Na minha época de infância, antes dos remédios serem a maior indústria do planeta, existiam os “moscões”, sujeitos desatentos e lerdos, e as crianças hiperativas, falantes, inquietas e com “bicho carp’inteiro”, mas ambas as pontas do espectro eram vistas como formas de se comportar dentro dos limites da normalidade. Era o “jeitinho” da criança.

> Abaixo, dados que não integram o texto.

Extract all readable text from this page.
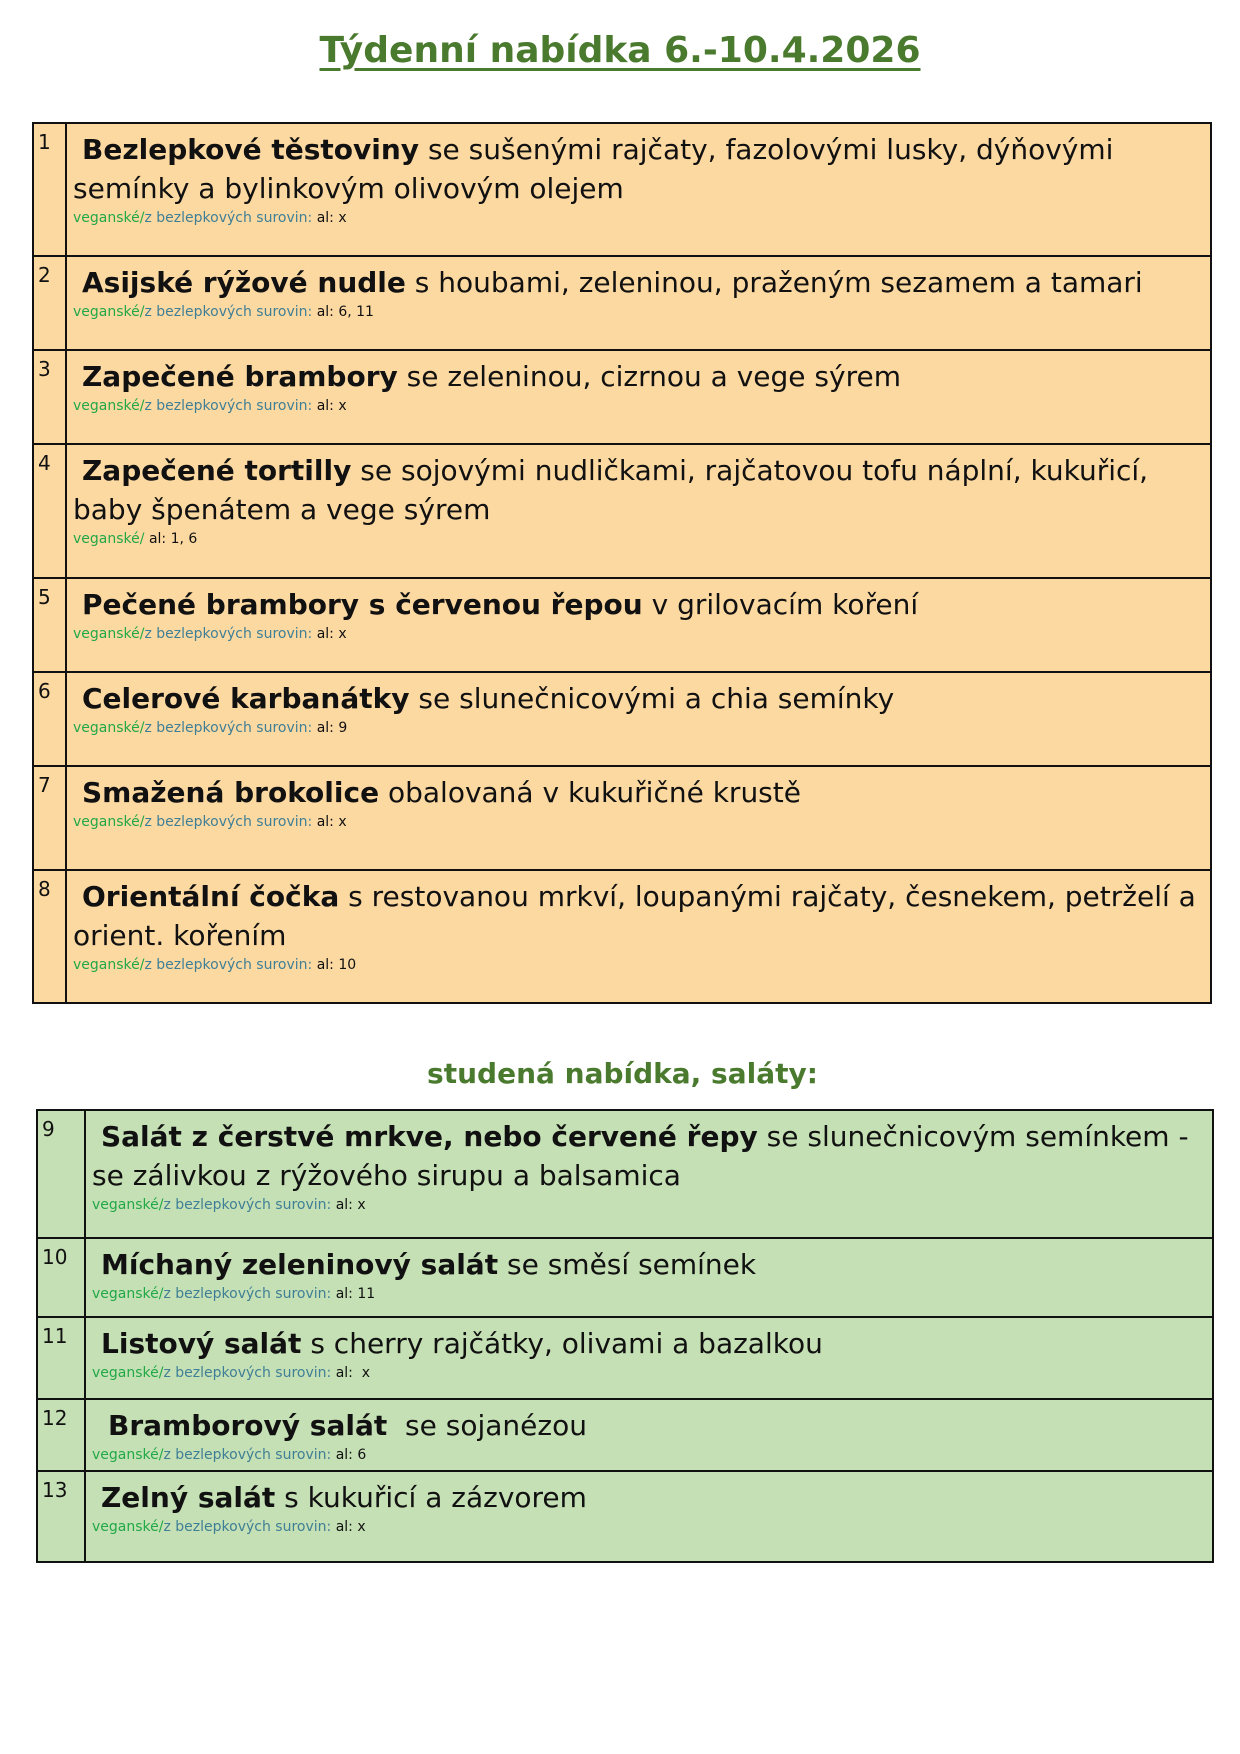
Týdenní nabídka 6.-10.4.2026
1	Bezlepkové těstoviny se sušenými rajčaty, fazolovými lusky, dýňovými semínky a bylinkovým olivovým olejem
veganské/z bezlepkových surovin: al: x

2	Asijské rýžové nudle s houbami, zeleninou, praženým sezamem a tamari
veganské/z bezlepkových surovin: al: 6, 11

3	Zapečené brambory se zeleninou, cizrnou a vege sýrem
veganské/z bezlepkových surovin: al: x

4	Zapečené tortilly se sojovými nudličkami, rajčatovou tofu náplní, kukuřicí, baby špenátem a vege sýrem
veganské/ al: 1, 6

5	Pečené brambory s červenou řepou v grilovacím koření
veganské/z bezlepkových surovin: al: x

6	Celerové karbanátky se slunečnicovými a chia semínky
veganské/z bezlepkových surovin: al: 9

7	Smažená brokolice obalovaná v kukuřičné krustě
veganské/z bezlepkových surovin: al: x

8	Orientální čočka s restovanou mrkví, loupanými rajčaty, česnekem, petrželí a orient. kořením
veganské/z bezlepkových surovin: al: 10
studená nabídka, saláty:
9	Salát z čerstvé mrkve, nebo červené řepy se slunečnicovým semínkem - se zálivkou z rýžového sirupu a balsamica
veganské/z bezlepkových surovin: al: x

10	Míchaný zeleninový salát se směsí semínek
veganské/z bezlepkových surovin: al: 11

11	Listový salát s cherry rajčátky, olivami a bazalkou
veganské/z bezlepkových surovin: al:  x

12	Bramborový salát  se sojanézou
veganské/z bezlepkových surovin: al: 6

13	Zelný salát s kukuřicí a zázvorem
veganské/z bezlepkových surovin: al: x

Foi a indústria farmacêutica que induziu a medicina a tornar patológicas as características individuais. Assim como fez com a tristeza e o pesar, assim como medicalizou o nascer e o morrer, criminalizando-os e controlando-os, tornou a adaptação escolar forçada como distúrbio. Nada poderia ser mais errado. Aliás, penso que a patologia está exatamente no oposto: qualquer sujeito que se adapta muito bem às prisões, hospitais e escolas deveria ser investigado.

Tenho exemplos na minha família de gente que, por sorte, não foi medicado em função das suas condições “diferentes”. Tivesse sido e hoje por certo não seria quem é, pois teria perdido a maior parte do que aprendeu com o seu jeito especial de ser.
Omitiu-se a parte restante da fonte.